Routinely, after words of knowledge, the show’s script had Pat or Ben deliver an altar call, an invitation for the nonbelieving viewers to kneel or put their hands on the TV set and to join in prayer to be saved by the Lord. Next came the call to action. Once viewers were in the fold, they were asked to call CBN and tell us they had just been saved, or to claim a healing. And while they were calling that 800 number (at the time CBN was the largest user of the 800 number in America), to remember that the Lord blesses those who give, and told they could join The 700 Club at various membership levels, pledging a certain amount of money to CBN every month. CBN gleaned a huge database of names, addresses, and telephone numbers this way from our 16 million daily viewers. Calls poured into the CBN Counseling Center, a bank of employees and volunteers who worked the phones around the clock, counseling callers about their spiritual concerns, taking messages of healings, and logging pledges for donations.
For the first several weeks, I did not have a word of knowledge. I was a silent partner in prayer sitting quietly beside Pat and Ben day after day while healings were dispensed like tissues. And then one day it happened to me. In an unpremeditated moment during Pat and Ben’s prayers, a burst of warmth bubbled up from my throat and blasted out, “There’s a man in Jerusalem who cannot walk. The Lord has heard your prayers and your feet are healed.” I didn’t know what came over me. All I can say is that I felt an impulse and gave voice to it. Was it a supernatural insight, a divine conviction? Or was it a sense of duty to fulfill a role as cohost? Whatever, I was a little embarrassed. But from that time on, I belted out words of knowledge with the best of them. I never got a second glance from Pat or Ben. In fact, no one ever mentioned that I had stepped into the spiritual big league. It was just another day of miracles on The 700 Club.
A fascinating part of this spectacle was the response we got from viewers who claimed these “healings.” While we fired spiritual buckshot from our lofty satellite pulpits, some of it hit willing targets, yearning for a word from God, thirsty for some affirmation, desperate for an answer to prayer. The “medical miracles” submitted to CBN were vetted by a team of nurses who had a group of doctors at their disposal for consultation. But the ratio of healing testimonies to stories we could actually produce ran about three hundred to one.

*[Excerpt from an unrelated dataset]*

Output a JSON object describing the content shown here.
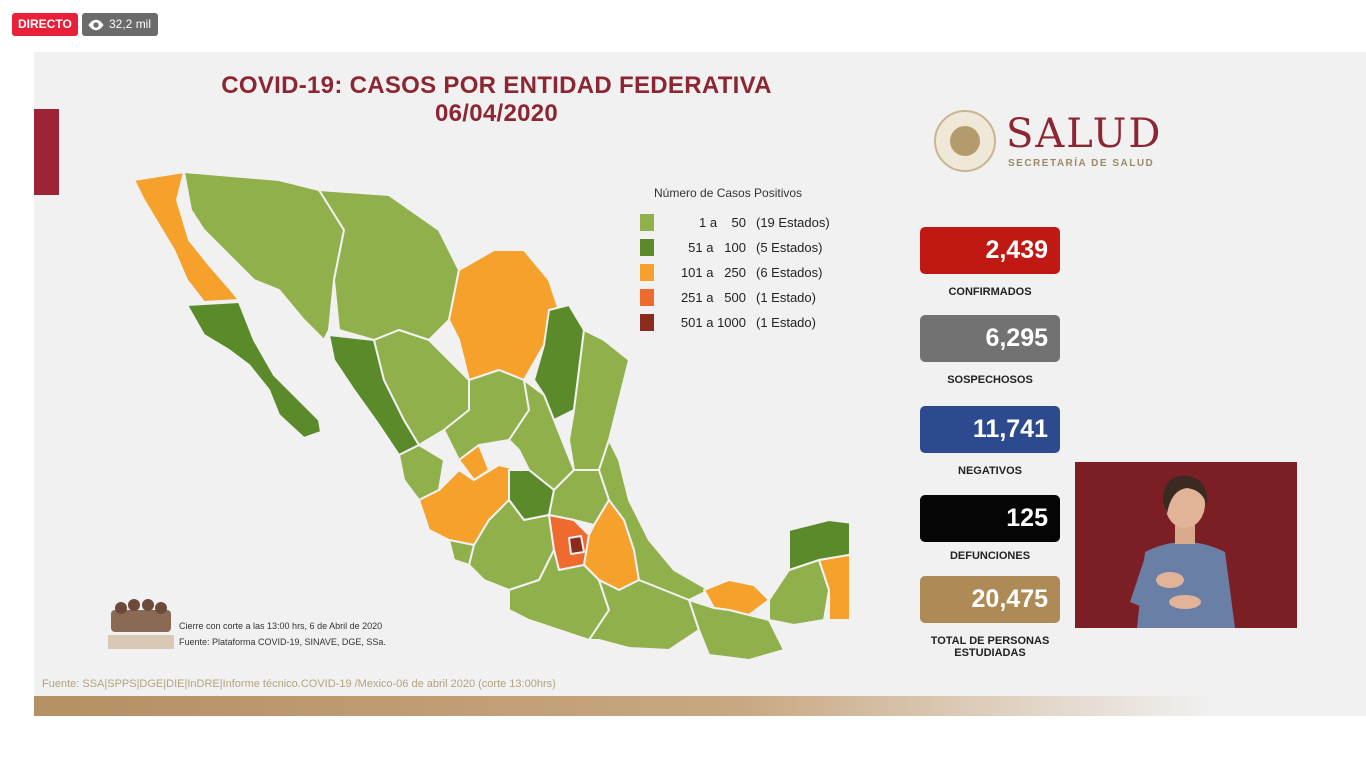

And of course, there was the cosmetic factor. The person receiving the miracle had to meet CBN’s physical standards to overcome the stereotype that Christians were overweight, polyester-wearing Bible-thumpers. While we were careful to authenticate video healings, the “miracles” we read over the air from phone calls were not vetted at all. We took everything pretty much on faith.
Two years after my first word of knowledge, while shooting a series of 700 Club shows in the Holy Land, a man rushed up to me clutching a pair of shoes. He said he had been bedridden and unable to walk for over a year. Watching The 700 Club one day, he heard me give a word of knowledge for a man in Jerusalem. He told me he believed God was talking to him. His legs shivered, his bones creaked, but he rose out of bed and for the first time, put on the shoes he now clutched in his hand. On the soles of his shoes he wrote the word, “Danuta.” Who was I to deny his conviction?